Is the set of translations of a function compact?

Question

Let $X=BUC(\mathbb{R})$ be the Banach space of real bounded uniformly continuous functions on $\mathbb{R}$ equipped with the supremum norm. Let $f\in X$, then the subset $$\{f_a:t\mapsto f(t+a), \ \ a\in\mathbb{R} \}\subset X$$ is a bounded subset of $X$. Is it compact ?

Answer 1

Translations are usually the simplest way to construct bounded non-compact sets in function spaces. This example is no exception. Take $f=e^{-x^2}$. If the family $f_a$ had a limit point that should be the null function, as you can see by fixing a point $x$ and letting $a\to \infty$. But something is wrong, as $f_a$ cannot converge uniformly to the null function, because $\|f_a\|=1$. So the set $\{f_a\}$ is not compact.

Answer 2

Denote by $\mathcal T$ the set of translates. Define $f_a\star f_b:=f_{a+b}$: then $(\mathcal T,\star)$ is a compact topological group.
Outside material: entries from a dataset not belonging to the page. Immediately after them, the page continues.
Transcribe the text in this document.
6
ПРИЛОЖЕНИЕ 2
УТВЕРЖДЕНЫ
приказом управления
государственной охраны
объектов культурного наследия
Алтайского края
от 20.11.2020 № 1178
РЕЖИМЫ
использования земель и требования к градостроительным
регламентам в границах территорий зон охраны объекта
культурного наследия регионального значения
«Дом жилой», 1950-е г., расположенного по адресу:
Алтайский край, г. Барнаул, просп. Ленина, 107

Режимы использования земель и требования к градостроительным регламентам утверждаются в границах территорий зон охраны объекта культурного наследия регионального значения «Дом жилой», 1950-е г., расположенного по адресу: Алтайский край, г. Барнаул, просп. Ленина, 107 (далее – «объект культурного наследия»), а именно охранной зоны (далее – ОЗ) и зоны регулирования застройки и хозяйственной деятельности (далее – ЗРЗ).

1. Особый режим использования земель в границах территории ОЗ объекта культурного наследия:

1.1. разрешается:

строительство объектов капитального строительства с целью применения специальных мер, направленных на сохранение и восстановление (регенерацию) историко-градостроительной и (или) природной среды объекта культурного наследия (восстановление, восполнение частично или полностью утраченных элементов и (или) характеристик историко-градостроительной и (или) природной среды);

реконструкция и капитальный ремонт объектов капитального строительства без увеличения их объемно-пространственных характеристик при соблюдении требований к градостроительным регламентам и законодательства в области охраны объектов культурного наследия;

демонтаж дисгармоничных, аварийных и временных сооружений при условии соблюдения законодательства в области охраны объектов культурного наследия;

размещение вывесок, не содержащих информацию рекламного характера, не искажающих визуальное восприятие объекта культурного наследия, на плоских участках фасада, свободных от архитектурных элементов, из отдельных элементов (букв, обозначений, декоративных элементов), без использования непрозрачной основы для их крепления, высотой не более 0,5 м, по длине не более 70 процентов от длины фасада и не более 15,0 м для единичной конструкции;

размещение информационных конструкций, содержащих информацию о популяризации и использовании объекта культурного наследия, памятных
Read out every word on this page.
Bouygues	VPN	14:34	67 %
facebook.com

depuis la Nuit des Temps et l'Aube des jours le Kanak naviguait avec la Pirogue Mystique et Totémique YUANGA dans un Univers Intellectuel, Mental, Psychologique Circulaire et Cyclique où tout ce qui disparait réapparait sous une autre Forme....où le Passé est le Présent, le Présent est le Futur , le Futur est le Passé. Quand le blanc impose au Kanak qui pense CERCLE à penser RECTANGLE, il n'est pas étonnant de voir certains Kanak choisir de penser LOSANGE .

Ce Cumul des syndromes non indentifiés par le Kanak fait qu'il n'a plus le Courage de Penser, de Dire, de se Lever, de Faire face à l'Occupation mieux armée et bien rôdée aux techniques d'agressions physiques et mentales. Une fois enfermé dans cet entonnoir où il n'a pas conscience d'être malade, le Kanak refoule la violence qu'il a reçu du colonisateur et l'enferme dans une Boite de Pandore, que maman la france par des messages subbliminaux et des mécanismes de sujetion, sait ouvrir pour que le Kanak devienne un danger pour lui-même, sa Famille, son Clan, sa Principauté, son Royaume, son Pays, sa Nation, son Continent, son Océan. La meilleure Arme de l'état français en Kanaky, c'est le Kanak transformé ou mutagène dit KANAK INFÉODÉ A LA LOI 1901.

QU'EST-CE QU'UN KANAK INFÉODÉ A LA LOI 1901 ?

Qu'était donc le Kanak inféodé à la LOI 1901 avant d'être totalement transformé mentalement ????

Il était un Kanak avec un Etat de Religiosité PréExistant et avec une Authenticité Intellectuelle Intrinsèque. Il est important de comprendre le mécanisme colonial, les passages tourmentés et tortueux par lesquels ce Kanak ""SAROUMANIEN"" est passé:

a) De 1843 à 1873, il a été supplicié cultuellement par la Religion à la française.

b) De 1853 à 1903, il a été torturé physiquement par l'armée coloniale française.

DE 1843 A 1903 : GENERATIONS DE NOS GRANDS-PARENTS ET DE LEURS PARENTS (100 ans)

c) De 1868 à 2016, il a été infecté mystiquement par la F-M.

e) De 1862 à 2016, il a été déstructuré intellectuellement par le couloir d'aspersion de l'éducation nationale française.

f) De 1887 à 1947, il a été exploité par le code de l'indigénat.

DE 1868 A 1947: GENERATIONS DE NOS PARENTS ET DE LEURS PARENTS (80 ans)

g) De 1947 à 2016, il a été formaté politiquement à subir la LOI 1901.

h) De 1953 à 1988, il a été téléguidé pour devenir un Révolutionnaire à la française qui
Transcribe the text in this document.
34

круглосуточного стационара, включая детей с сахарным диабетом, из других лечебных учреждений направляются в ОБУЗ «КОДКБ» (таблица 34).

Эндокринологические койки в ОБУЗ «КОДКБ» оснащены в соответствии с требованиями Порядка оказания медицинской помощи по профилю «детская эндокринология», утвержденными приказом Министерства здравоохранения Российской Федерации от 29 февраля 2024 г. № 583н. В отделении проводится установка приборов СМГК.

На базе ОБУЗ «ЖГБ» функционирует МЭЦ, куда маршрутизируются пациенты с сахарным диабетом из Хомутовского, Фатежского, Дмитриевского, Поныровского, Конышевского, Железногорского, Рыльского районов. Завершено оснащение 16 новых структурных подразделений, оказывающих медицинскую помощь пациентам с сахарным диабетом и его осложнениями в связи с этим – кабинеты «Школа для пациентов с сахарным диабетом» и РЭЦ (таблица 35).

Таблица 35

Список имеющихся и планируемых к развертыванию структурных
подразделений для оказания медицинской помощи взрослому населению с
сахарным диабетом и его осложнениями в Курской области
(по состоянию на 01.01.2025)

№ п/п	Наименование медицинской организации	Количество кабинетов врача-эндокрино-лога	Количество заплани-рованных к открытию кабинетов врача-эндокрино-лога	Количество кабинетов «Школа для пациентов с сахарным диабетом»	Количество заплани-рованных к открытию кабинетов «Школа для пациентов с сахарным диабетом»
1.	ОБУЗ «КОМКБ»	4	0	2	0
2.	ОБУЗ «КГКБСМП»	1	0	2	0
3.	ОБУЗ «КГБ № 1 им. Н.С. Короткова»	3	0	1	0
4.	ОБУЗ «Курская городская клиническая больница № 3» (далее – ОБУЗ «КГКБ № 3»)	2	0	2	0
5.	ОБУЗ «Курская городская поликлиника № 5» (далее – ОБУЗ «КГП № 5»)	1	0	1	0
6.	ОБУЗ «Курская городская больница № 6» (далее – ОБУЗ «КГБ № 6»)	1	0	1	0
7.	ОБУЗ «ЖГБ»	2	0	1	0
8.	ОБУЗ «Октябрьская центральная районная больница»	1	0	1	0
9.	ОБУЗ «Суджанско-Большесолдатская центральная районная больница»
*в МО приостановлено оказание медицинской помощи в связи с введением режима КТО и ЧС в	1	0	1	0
The map $\Psi\colon a\mapsto f_a$ is a continuous bijective morphism and we deduce that $f$ is periodic.

If we merely assume that $\mathcal T$ has a compact closure, then $f$ is almost periodic: it can be approximated for the uniform norm by linear combinations of functions of the form $t\mapsto e^{i\lambda t}$, $\lambda\in\mathbb R$.